VI. Goals for Counseling and Rationale for Treatment Plan
The therapy of choice for this client would cognitive behavioral therapy (CBT). There are a number of empirical studies that have demonstrated that CBT is an effective therapeutic technique for anger management. For example Beck and Fernandez (1998) reviewed 50 studies on CBT and anger with many of the studies targeting violent offenders and found that those involved in a CBT treatment program had better outcomes in reducing their anger levels than 76% of the control groups in the studies. Boxer and Goldstein (2012) reported that CBT techniques are extremely effective in anger management issues with juveniles and even with gang members.
The approach with anger management techniques using CBT is slightly different with adolescents than with adults, and this is especially true with an adolescent involved in gang activity (Boxer & Goldstein, 2012; Sukhodolsky & Schahill, 2012). Most often in cases of adolescents with anger management issues they do not refer themselves for treatment and do not readily recognize that the problem might lie with their perceptions of the world as much as the problem is a manifestation of the way others treat them. Therefore, the approach in this case should be cautious. Making sure that a very strong working alliance is developed with the client before any real therapeutic interventions are tempted is crucial (Hill, 2005). Thus, the initial stages of therapy would totally be devoted to talking with the client, trying to get him to talk, and emphasizing with them as much as possible. As rapport is developed the formalized stages of the CBT would be worked into the sessions.

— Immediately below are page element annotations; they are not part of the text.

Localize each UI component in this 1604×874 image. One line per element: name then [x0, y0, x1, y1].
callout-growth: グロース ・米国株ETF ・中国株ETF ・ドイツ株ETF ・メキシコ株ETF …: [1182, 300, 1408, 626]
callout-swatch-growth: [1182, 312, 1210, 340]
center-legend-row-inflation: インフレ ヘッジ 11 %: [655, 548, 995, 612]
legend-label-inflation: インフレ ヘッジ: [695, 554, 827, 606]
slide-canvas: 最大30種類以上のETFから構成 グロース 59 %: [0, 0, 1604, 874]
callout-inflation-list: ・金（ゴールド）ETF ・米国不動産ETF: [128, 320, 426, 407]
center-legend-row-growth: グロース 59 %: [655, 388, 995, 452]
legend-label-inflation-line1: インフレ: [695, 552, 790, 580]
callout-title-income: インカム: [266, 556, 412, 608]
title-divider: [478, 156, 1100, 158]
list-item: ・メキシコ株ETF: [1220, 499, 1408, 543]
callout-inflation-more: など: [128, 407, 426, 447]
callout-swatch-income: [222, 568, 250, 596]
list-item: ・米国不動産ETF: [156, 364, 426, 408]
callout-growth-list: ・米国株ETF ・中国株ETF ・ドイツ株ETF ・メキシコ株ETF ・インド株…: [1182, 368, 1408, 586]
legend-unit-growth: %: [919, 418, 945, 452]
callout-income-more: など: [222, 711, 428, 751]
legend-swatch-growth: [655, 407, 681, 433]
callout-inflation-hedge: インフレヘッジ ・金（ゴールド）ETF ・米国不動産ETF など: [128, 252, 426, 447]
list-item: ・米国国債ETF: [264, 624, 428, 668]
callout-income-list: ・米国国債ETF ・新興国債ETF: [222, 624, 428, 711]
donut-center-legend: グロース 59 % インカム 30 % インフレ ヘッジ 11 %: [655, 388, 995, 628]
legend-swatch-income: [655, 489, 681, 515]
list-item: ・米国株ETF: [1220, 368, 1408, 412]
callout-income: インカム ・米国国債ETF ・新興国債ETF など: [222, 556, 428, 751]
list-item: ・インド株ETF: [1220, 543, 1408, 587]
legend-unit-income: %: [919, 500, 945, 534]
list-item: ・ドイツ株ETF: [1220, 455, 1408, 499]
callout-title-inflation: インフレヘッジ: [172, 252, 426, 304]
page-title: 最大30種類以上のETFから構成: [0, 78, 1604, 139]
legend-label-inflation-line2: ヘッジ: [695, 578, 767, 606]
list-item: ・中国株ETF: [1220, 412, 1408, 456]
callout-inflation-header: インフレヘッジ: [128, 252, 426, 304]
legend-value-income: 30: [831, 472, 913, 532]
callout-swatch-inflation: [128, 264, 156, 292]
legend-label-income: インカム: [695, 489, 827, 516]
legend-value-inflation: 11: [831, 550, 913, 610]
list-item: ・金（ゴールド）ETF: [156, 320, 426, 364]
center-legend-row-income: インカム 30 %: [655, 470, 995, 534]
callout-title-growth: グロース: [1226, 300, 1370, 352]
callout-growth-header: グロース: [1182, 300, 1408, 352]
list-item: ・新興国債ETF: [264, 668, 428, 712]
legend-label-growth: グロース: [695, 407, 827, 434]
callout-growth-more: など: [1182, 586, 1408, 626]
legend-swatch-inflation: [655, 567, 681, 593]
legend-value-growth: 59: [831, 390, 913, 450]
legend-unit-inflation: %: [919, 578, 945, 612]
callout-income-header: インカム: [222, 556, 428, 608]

The first step of counseling following rapport building would be to discuss recognizing the onset of anger and the conditions that lead to outbursts with the client. Because the client is self-centered and protective he will initially be directed to try and see how others "get him angry" in an attempt to get him to recognize the types of situations that lead to his anger outbursts. Generally these will involve threats to his self-esteem and is important to discuss both sides (what the person in this situation does to him and what he is feeling; Sukhodolsky & Schahill, 2012).